Walensky: All three COVID-19 vaccines authorized in the United States are safe. They are all proven to be highly effective in reducing the risk of severe disease, hospitalization, and death. If you have not yet been vaccinated, I strongly encourage you to consider the benefits of receiving a COVID-19 vaccine and to get vaccinated– not just for yourself, but also for the health and safety of your children, family, and community.

For those who are still unsure about getting vaccinated talk to a health professional you trust—ask question of your own doctor, pharmacist, or vaccinators in your community to get the information you need.

Will children who’ve received shots be required to wear masks in schools? 

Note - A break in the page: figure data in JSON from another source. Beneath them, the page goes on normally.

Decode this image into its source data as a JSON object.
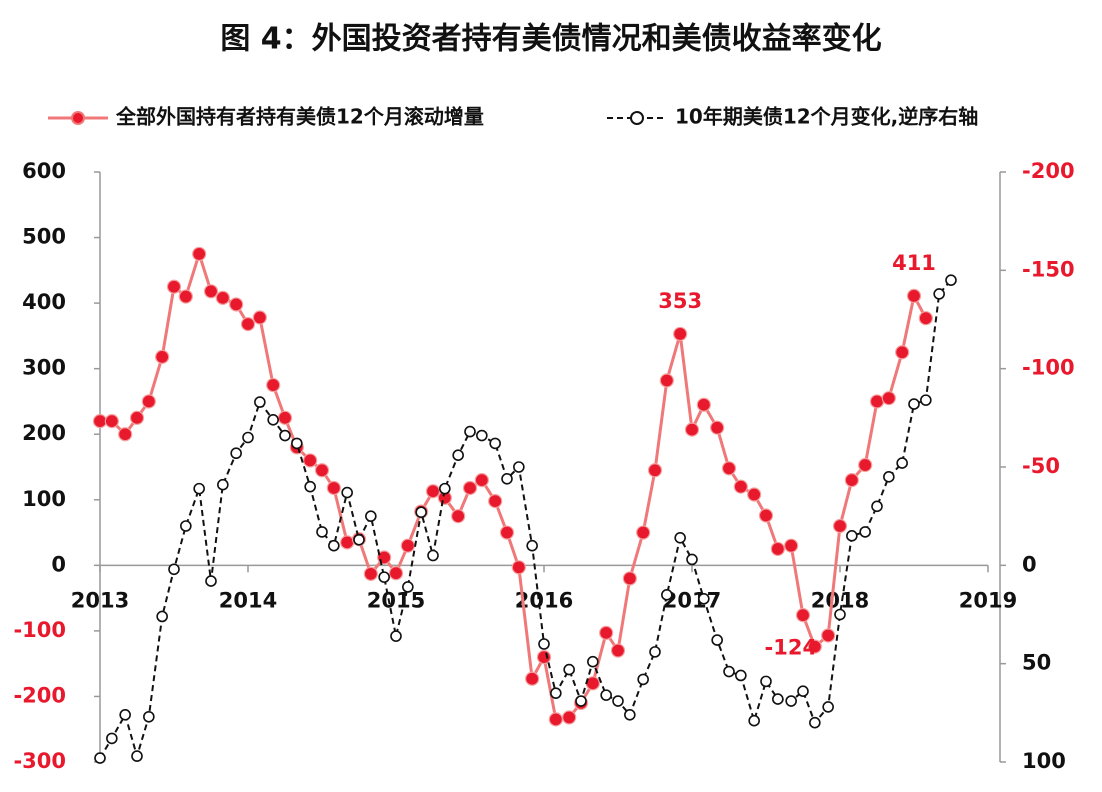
{
  "chart_data": {
    "type": "line",
    "title": "图 4：外国投资者持有美债情况和美债收益率变化",
    "x": [
      2013,
      2013.08,
      2013.17,
      2013.25,
      2013.33,
      2013.42,
      2013.5,
      2013.58,
      2013.67,
      2013.75,
      2013.83,
      2013.92,
      2014,
      2014.08,
      2014.17,
      2014.25,
      2014.33,
      2014.42,
      2014.5,
      2014.58,
      2014.67,
      2014.75,
      2014.83,
      2014.92,
      2015,
      2015.08,
      2015.17,
      2015.25,
      2015.33,
      2015.42,
      2015.5,
      2015.58,
      2015.67,
      2015.75,
      2015.83,
      2015.92,
      2016,
      2016.08,
      2016.17,
      2016.25,
      2016.33,
      2016.42,
      2016.5,
      2016.58,
      2016.67,
      2016.75,
      2016.83,
      2016.92,
      2017,
      2017.08,
      2017.17,
      2017.25,
      2017.33,
      2017.42,
      2017.5,
      2017.58,
      2017.67,
      2017.75,
      2017.83,
      2017.92,
      2018,
      2018.08,
      2018.17,
      2018.25,
      2018.33,
      2018.42,
      2018.5,
      2018.58,
      2018.67,
      2018.75
    ],
    "xlim": [
      2013,
      2019
    ],
    "xticks": [
      2013,
      2014,
      2015,
      2016,
      2017,
      2018,
      2019
    ],
    "ylim": [
      -300,
      600
    ],
    "yticks": [
      -300,
      -200,
      -100,
      0,
      100,
      200,
      300,
      400,
      500,
      600
    ],
    "y2lim": [
      100,
      -200
    ],
    "y2ticks": [
      -200,
      -150,
      -100,
      -50,
      0,
      50,
      100
    ],
    "series": [
      {
        "name": "全部外国持有者持有美债12个月滚动增量",
        "color": "#f07878",
        "marker_color": "#e8192c",
        "values": [
          220,
          220,
          200,
          225,
          250,
          318,
          425,
          410,
          475,
          418,
          408,
          398,
          368,
          378,
          275,
          225,
          180,
          160,
          145,
          118,
          35,
          40,
          -13,
          12,
          -12,
          30,
          82,
          113,
          103,
          75,
          118,
          130,
          98,
          50,
          -3,
          -173,
          -140,
          -235,
          -232,
          -210,
          -180,
          -103,
          -130,
          -20,
          50,
          145,
          282,
          353,
          207,
          245,
          210,
          148,
          120,
          108,
          76,
          25,
          30,
          -76,
          -124,
          -107,
          60,
          130,
          153,
          250,
          255,
          325,
          411,
          377,
          null,
          null
        ],
        "data_labels_at": [
          47,
          58,
          66
        ]
      },
      {
        "name": "10年期美债12个月变化,逆序右轴",
        "color": "#111111",
        "axis": "y2",
        "dashed": true,
        "values": [
          98,
          88,
          76,
          97,
          77,
          26,
          2,
          -20,
          -39,
          8,
          -41,
          -57,
          -65,
          -83,
          -74,
          -66,
          -62,
          -40,
          -17,
          -10,
          -37,
          -13,
          -25,
          6,
          36,
          11,
          -27,
          -5,
          -39,
          -56,
          -68,
          -66,
          -62,
          -44,
          -50,
          -10,
          40,
          65,
          53,
          69,
          49,
          66,
          69,
          76,
          58,
          44,
          15,
          -14,
          -3,
          17,
          38,
          54,
          56,
          79,
          59,
          68,
          69,
          64,
          80,
          72,
          25,
          -15,
          -17,
          -30,
          -45,
          -52,
          -82,
          -84,
          -138,
          -145
        ]
      }
    ]
  }
}
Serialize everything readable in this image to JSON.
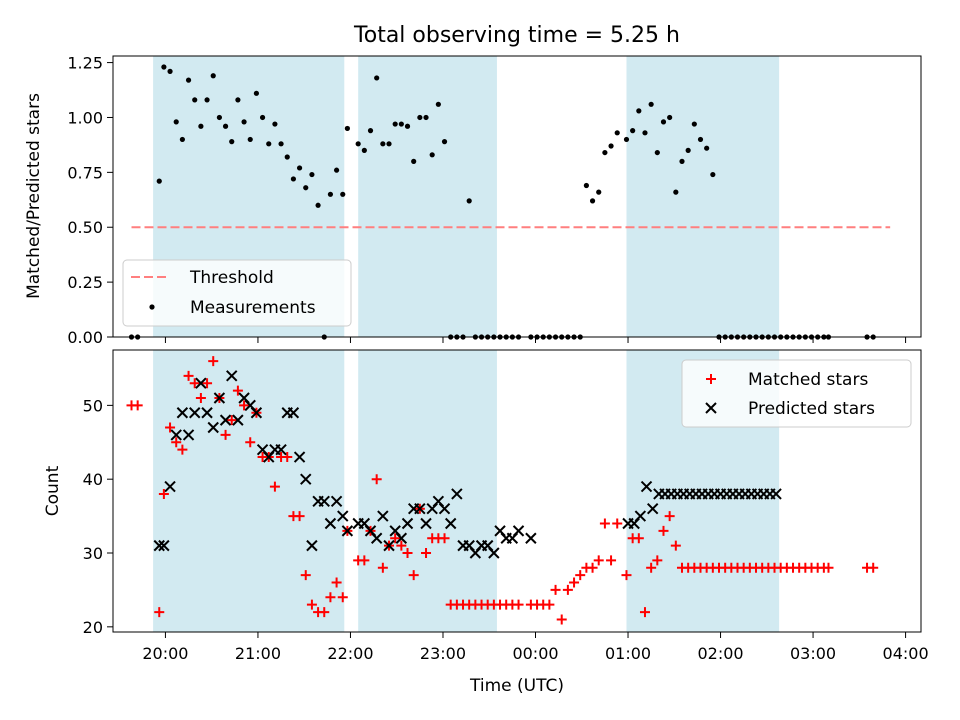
{
  "figure": {
    "title": "Total observing time = 5.25 h",
    "xlabel": "Time (UTC)",
    "xticks": [
      "20:00",
      "21:00",
      "22:00",
      "23:00",
      "00:00",
      "01:00",
      "02:00",
      "03:00",
      "04:00"
    ]
  },
  "colors": {
    "band": "#add8e6",
    "matched": "#ff0000",
    "predicted": "#000000",
    "threshold": "#ff7f7f"
  },
  "chart_data": [
    {
      "type": "scatter",
      "ylabel": "Matched/Predicted stars",
      "xlim": [
        "19:26",
        "04:10"
      ],
      "ylim": [
        0,
        1.28
      ],
      "yticks": [
        "0.00",
        "0.25",
        "0.50",
        "0.75",
        "1.00",
        "1.25"
      ],
      "grid": false,
      "legend_position": "lower-left",
      "observing_windows": [
        [
          "19:52",
          "21:56"
        ],
        [
          "22:05",
          "23:35"
        ],
        [
          "00:59",
          "02:38"
        ]
      ],
      "threshold": {
        "name": "Threshold",
        "value": 0.5,
        "x": [
          "19:38",
          "03:50"
        ]
      },
      "series": [
        {
          "name": "Measurements",
          "x": [
            "19:38",
            "19:42",
            "19:56",
            "19:59",
            "20:03",
            "20:07",
            "20:11",
            "20:15",
            "20:19",
            "20:23",
            "20:27",
            "20:31",
            "20:35",
            "20:39",
            "20:43",
            "20:47",
            "20:51",
            "20:55",
            "20:59",
            "21:03",
            "21:07",
            "21:11",
            "21:15",
            "21:19",
            "21:23",
            "21:27",
            "21:31",
            "21:35",
            "21:39",
            "21:43",
            "21:47",
            "21:51",
            "21:55",
            "21:58",
            "22:05",
            "22:09",
            "22:13",
            "22:17",
            "22:21",
            "22:25",
            "22:29",
            "22:33",
            "22:37",
            "22:41",
            "22:45",
            "22:49",
            "22:53",
            "22:57",
            "23:01",
            "23:05",
            "23:09",
            "23:13",
            "23:17",
            "23:21",
            "23:25",
            "23:29",
            "23:33",
            "23:37",
            "23:41",
            "23:45",
            "23:49",
            "23:57",
            "00:01",
            "00:05",
            "00:09",
            "00:13",
            "00:17",
            "00:21",
            "00:25",
            "00:29",
            "00:33",
            "00:37",
            "00:41",
            "00:45",
            "00:49",
            "00:53",
            "00:59",
            "01:03",
            "01:07",
            "01:11",
            "01:15",
            "01:19",
            "01:23",
            "01:27",
            "01:31",
            "01:35",
            "01:39",
            "01:43",
            "01:47",
            "01:51",
            "01:55",
            "01:59",
            "02:03",
            "02:07",
            "02:11",
            "02:15",
            "02:19",
            "02:23",
            "02:27",
            "02:31",
            "02:35",
            "02:39",
            "02:43",
            "02:47",
            "02:51",
            "02:55",
            "02:59",
            "03:03",
            "03:07",
            "03:10",
            "03:35",
            "03:39"
          ],
          "y": [
            0,
            0,
            0.71,
            1.23,
            1.21,
            0.98,
            0.9,
            1.17,
            1.08,
            0.96,
            1.08,
            1.19,
            1.0,
            0.96,
            0.89,
            1.08,
            0.98,
            0.9,
            1.11,
            1.0,
            0.88,
            0.97,
            0.88,
            0.82,
            0.72,
            0.77,
            0.68,
            0.74,
            0.6,
            0,
            0.65,
            0.76,
            0.65,
            0.95,
            0.88,
            0.85,
            0.94,
            1.18,
            0.88,
            0.88,
            0.97,
            0.97,
            0.96,
            0.8,
            1.0,
            1.0,
            0.83,
            1.06,
            0.89,
            0,
            0,
            0,
            0.62,
            0,
            0,
            0,
            0,
            0,
            0,
            0,
            0,
            0,
            0,
            0,
            0,
            0,
            0,
            0,
            0,
            0,
            0.69,
            0.62,
            0.66,
            0.84,
            0.87,
            0.93,
            0.9,
            0.94,
            1.03,
            0.93,
            1.06,
            0.84,
            0.98,
            1.0,
            0.66,
            0.8,
            0.85,
            0.97,
            0.9,
            0.86,
            0.74,
            0,
            0,
            0,
            0,
            0,
            0,
            0,
            0,
            0,
            0,
            0,
            0,
            0,
            0,
            0,
            0,
            0,
            0,
            0,
            0,
            0
          ]
        }
      ]
    },
    {
      "type": "scatter",
      "ylabel": "Count",
      "xlim": [
        "19:26",
        "04:10"
      ],
      "ylim": [
        19.3,
        57.5
      ],
      "yticks": [
        "20",
        "30",
        "40",
        "50"
      ],
      "grid": false,
      "legend_position": "top-right",
      "observing_windows": [
        [
          "19:52",
          "21:56"
        ],
        [
          "22:05",
          "23:35"
        ],
        [
          "00:59",
          "02:38"
        ]
      ],
      "series": [
        {
          "name": "Matched stars",
          "x": [
            "19:38",
            "19:42",
            "19:56",
            "19:59",
            "20:03",
            "20:07",
            "20:11",
            "20:15",
            "20:19",
            "20:23",
            "20:27",
            "20:31",
            "20:35",
            "20:39",
            "20:43",
            "20:47",
            "20:51",
            "20:55",
            "20:59",
            "21:03",
            "21:07",
            "21:11",
            "21:15",
            "21:19",
            "21:23",
            "21:27",
            "21:31",
            "21:35",
            "21:39",
            "21:43",
            "21:47",
            "21:51",
            "21:55",
            "21:58",
            "22:05",
            "22:09",
            "22:13",
            "22:17",
            "22:21",
            "22:25",
            "22:29",
            "22:33",
            "22:37",
            "22:41",
            "22:45",
            "22:49",
            "22:53",
            "22:57",
            "23:01",
            "23:05",
            "23:09",
            "23:13",
            "23:17",
            "23:21",
            "23:25",
            "23:29",
            "23:33",
            "23:37",
            "23:41",
            "23:45",
            "23:49",
            "23:57",
            "00:01",
            "00:05",
            "00:09",
            "00:13",
            "00:17",
            "00:21",
            "00:25",
            "00:29",
            "00:33",
            "00:37",
            "00:41",
            "00:45",
            "00:49",
            "00:53",
            "00:59",
            "01:03",
            "01:07",
            "01:11",
            "01:15",
            "01:19",
            "01:23",
            "01:27",
            "01:31",
            "01:35",
            "01:39",
            "01:43",
            "01:47",
            "01:51",
            "01:55",
            "01:59",
            "02:03",
            "02:07",
            "02:11",
            "02:15",
            "02:19",
            "02:23",
            "02:27",
            "02:31",
            "02:35",
            "02:39",
            "02:43",
            "02:47",
            "02:51",
            "02:55",
            "02:59",
            "03:03",
            "03:07",
            "03:10",
            "03:35",
            "03:39"
          ],
          "y": [
            50,
            50,
            22,
            38,
            47,
            45,
            44,
            54,
            53,
            51,
            53,
            56,
            51,
            46,
            48,
            52,
            50,
            45,
            49,
            43,
            43,
            39,
            43,
            43,
            35,
            35,
            27,
            23,
            22,
            22,
            24,
            26,
            24,
            33,
            29,
            29,
            33,
            40,
            28,
            31,
            32,
            31,
            30,
            27,
            36,
            30,
            32,
            32,
            32,
            23,
            23,
            23,
            23,
            23,
            23,
            23,
            23,
            23,
            23,
            23,
            23,
            23,
            23,
            23,
            23,
            25,
            21,
            25,
            26,
            27,
            28,
            28,
            29,
            34,
            29,
            34,
            27,
            32,
            32,
            22,
            28,
            29,
            33,
            35,
            31,
            28,
            28,
            28,
            28,
            28,
            28,
            28,
            28,
            28,
            28,
            28,
            28,
            28,
            28,
            28,
            28,
            28,
            28,
            28,
            28,
            28,
            28,
            28,
            28,
            28,
            28,
            28
          ]
        },
        {
          "name": "Predicted stars",
          "x": [
            "19:56",
            "19:59",
            "20:03",
            "20:07",
            "20:11",
            "20:15",
            "20:19",
            "20:23",
            "20:27",
            "20:31",
            "20:35",
            "20:39",
            "20:43",
            "20:47",
            "20:51",
            "20:55",
            "20:59",
            "21:03",
            "21:07",
            "21:11",
            "21:15",
            "21:19",
            "21:23",
            "21:27",
            "21:31",
            "21:35",
            "21:39",
            "21:43",
            "21:47",
            "21:51",
            "21:55",
            "21:58",
            "22:05",
            "22:09",
            "22:13",
            "22:17",
            "22:21",
            "22:25",
            "22:29",
            "22:33",
            "22:37",
            "22:41",
            "22:45",
            "22:49",
            "22:53",
            "22:57",
            "23:01",
            "23:05",
            "23:09",
            "23:13",
            "23:17",
            "23:21",
            "23:25",
            "23:29",
            "23:33",
            "23:37",
            "23:41",
            "23:45",
            "23:49",
            "23:57",
            "01:00",
            "01:04",
            "01:08",
            "01:12",
            "01:16",
            "01:20",
            "01:24",
            "01:28",
            "01:32",
            "01:36",
            "01:40",
            "01:44",
            "01:48",
            "01:52",
            "01:56",
            "02:00",
            "02:04",
            "02:08",
            "02:12",
            "02:16",
            "02:20",
            "02:24",
            "02:28",
            "02:32",
            "02:36"
          ],
          "y": [
            31,
            31,
            39,
            46,
            49,
            46,
            49,
            53,
            49,
            47,
            51,
            48,
            54,
            48,
            51,
            50,
            49,
            44,
            43,
            44,
            44,
            49,
            49,
            43,
            40,
            31,
            37,
            37,
            34,
            37,
            35,
            33,
            34,
            34,
            33,
            32,
            35,
            31,
            33,
            32,
            34,
            36,
            36,
            34,
            36,
            37,
            36,
            34,
            38,
            31,
            31,
            30,
            31,
            31,
            30,
            33,
            32,
            32,
            33,
            32,
            34,
            34,
            35,
            39,
            36,
            38,
            38,
            38,
            38,
            38,
            38,
            38,
            38,
            38,
            38,
            38,
            38,
            38,
            38,
            38,
            38,
            38,
            38,
            38,
            38
          ]
        }
      ]
    }
  ]
}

Walensky: Our highest priority is to ensure that children can have a safe, in person school year this year. It is proven that masks in schools work to protect our children, to keep them and their school communities safe, and to keep them in school for in-person learning, especially as large numbers of children remain unvaccinated. As we continue to vaccinate more children and adults, schools should continue to utilize the prevention measures that we know keep children safe, such as wearing masks in schools and indoor spaces, avoiding crowds and poorly ventilated spaces, and regularly washing hands. We will continue to follow evolving science, vaccination status and case rates as we provide recommendations to keep our schools safe.

Are any specific members of the Biden administration directing the CDC on how to make and enact any policies on battling COVID-19? 

Walensky: We are collaborating across the whole of government and across the scientific and medical community to stay ahead of the virus and move us forward on our path out of this pandemic – to stop the spread of infection, to keep people out of the hospital, and to save as many lives as possible.